Tuesday 29 December 2015

the puzzle of the sickly broom

I am not sure whether the Mount Etna broom in the front garden is alive or not.  As an experienced gardener I feel I ought to be able to tell, but bits of it are green, and bits are not, and whether it is on its way out or just resting for the winter is a puzzle.

I've been worried about the broom since the exceptional storm just over two years ago.  The whole shrub was left slightly tilted by the force of the wind, and I feared that this did not bode well, since members of the pea family notoriously don't like having their roots disturbed. A Buddleia 'Black Knight' in the back garden was blown clean out of the ground by a really bad storm in 2002, a year after it was planted, and after I'd planted a replacement the first one regenerated from the roots so we now have two, but I did not think the broom was going to be similarly resilient.

Come the spring it came back into leaf, however, and flowered, and did the same last summer, although leaning further and further across the pond.  I pruned off some of the downhill branches last year and some more this, trying to restore some balance and make it more upright.  I've been trying to thin out the number of branches since it was a baby anyway, since while the Genista aetnensis in the gravel garden round at Beth Chatto's have made nice, smallish trees, our broom has always been infuriatingly multi-stemmed and bushy.

The distinction between leaves and twigs in a Mount Etna broom is not clear to the naked eye at the best of times.  The leaves are so narrow they look almost like twigs, while the young stems are green.  As autumn came this year and the broom shed its load of leaves into the gravel, I didn't like the way some of the twigs had turned brown.  When I flexed them experimentally between my fingers they snapped, for they were dead and tinder dry.

Peripheral dieback in a shrubby plant is rarely a good sign.  For a tree or shrub to discard the oldest branches, those low down or buried deep within the crown that don't get much light, is pretty normal, but when the most recent, freshest growth that's getting plenty of light goes and dies on you that rings alarm bells.  Particularly in the case of the broom, because its roots were rocked so badly by the wind a couple of years previously.  On the other hand, the branches at the base are still green and sappy.  I know this because I sawed two more off that were hanging right down over the pond, rather expecting it to be the beginning of a major clearance session with bow saw and pick axe, and was halted in my tracks by clear evidence of life.

The best I can do is to leave it until spring and see if it surprises me for a third time by coming back into leaf, or whether by then the main stems are as dead as the twigs.  All is not lost if the broom does die, since it has left a number of progeny seeded into the gravel.  The largest is up to the three foot mark, and the smallest still only six inches tall, all of them a bright, dark green and unambiguously alive.  In a few years I'd have a little grove of Genista aetnensis.  I had thought about potting them up when they were very small, but left it because I knew they disliked root disturbance and now I'm glad I didn't.
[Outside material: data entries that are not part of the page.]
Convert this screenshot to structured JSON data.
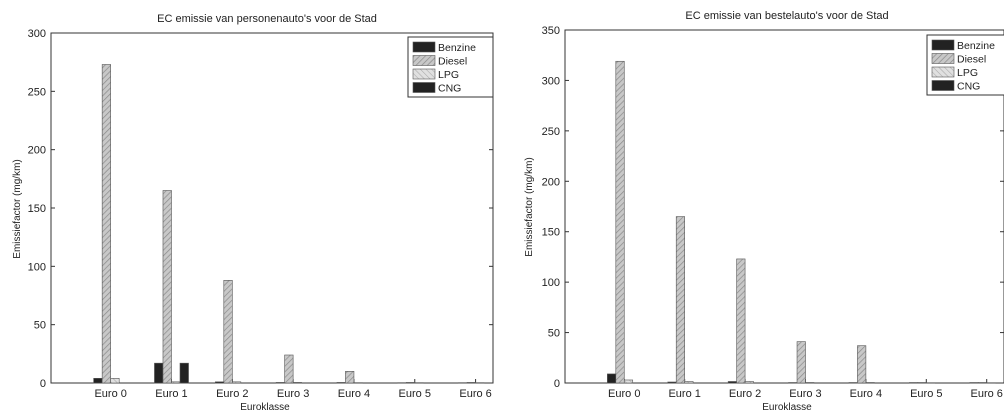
{
  "chart_data": [
    {
      "type": "bar",
      "title": "EC emissie van personenauto's voor de Stad",
      "xlabel": "Euroklasse",
      "ylabel": "Emissiefactor (mg/km)",
      "ylim": [
        0,
        300
      ],
      "yticks": [
        "0",
        "50",
        "100",
        "150",
        "200",
        "250",
        "300"
      ],
      "categories": [
        "Euro 0",
        "Euro 1",
        "Euro 2",
        "Euro 3",
        "Euro 4",
        "Euro 5",
        "Euro 6"
      ],
      "legend": "top-right",
      "series": [
        {
          "name": "Benzine",
          "values": [
            4,
            17,
            1,
            0.5,
            0.5,
            0.3,
            0.3
          ]
        },
        {
          "name": "Diesel",
          "values": [
            273,
            165,
            88,
            24,
            10,
            0.5,
            0.5
          ]
        },
        {
          "name": "LPG",
          "values": [
            4,
            1,
            1,
            0.5,
            0.3,
            0.3,
            0.3
          ]
        },
        {
          "name": "CNG",
          "values": [
            0,
            17,
            0,
            0,
            0,
            0,
            0
          ]
        }
      ]
    },
    {
      "type": "bar",
      "title": "EC emissie van bestelauto's voor de Stad",
      "xlabel": "Euroklasse",
      "ylabel": "Emissiefactor (mg/km)",
      "ylim": [
        0,
        350
      ],
      "yticks": [
        "0",
        "50",
        "100",
        "150",
        "200",
        "250",
        "300",
        "350"
      ],
      "categories": [
        "Euro 0",
        "Euro 1",
        "Euro 2",
        "Euro 3",
        "Euro 4",
        "Euro 5",
        "Euro 6"
      ],
      "legend": "top-right",
      "series": [
        {
          "name": "Benzine",
          "values": [
            9,
            1,
            1.5,
            0.5,
            0.5,
            0.5,
            0.5
          ]
        },
        {
          "name": "Diesel",
          "values": [
            319,
            165,
            123,
            41,
            37,
            0.5,
            0.5
          ]
        },
        {
          "name": "LPG",
          "values": [
            3,
            1.5,
            1.5,
            0.5,
            0.5,
            0.3,
            0.3
          ]
        },
        {
          "name": "CNG",
          "values": [
            0,
            0,
            0,
            0,
            0,
            0,
            0
          ]
        }
      ]
    }
  ],
  "colors": {
    "Benzine": "#222222",
    "Diesel": "#b8b8b8",
    "LPG": "#d4d4d4",
    "CNG": "#222222"
  }
}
There is also the complication of the self seeded rose, which had just begun to get going growing up into the broom and was showing me how it ought to be done when ramblers are left to choose their own spot.  It is almost evergreen, with white flowers and extremely healthy foliage.  I didn't intend to have a rambling rose in the middle of the front garden, and am slightly nervous about how large this one might grow, but after an early and unsuccessful attempt to dig it out I haven't tried again because I am so impressed that any rose will grow that well in sand that hasn't seen any organic mulch for a decade that I haven't liked to destroy it.  Its roots are neatly tucked in close to the original broom and its branches are naturally following those of its host, quite unlike my struggle to persuade 'Paul's Himalayan Must' that it wants to go up the wild cherry in the back garden.  Persuading the rose in the gravel to transfer its affections to a new host, and keeping it in check while the seedling brooms got large enough to support a climber, feels as though it could be a long project.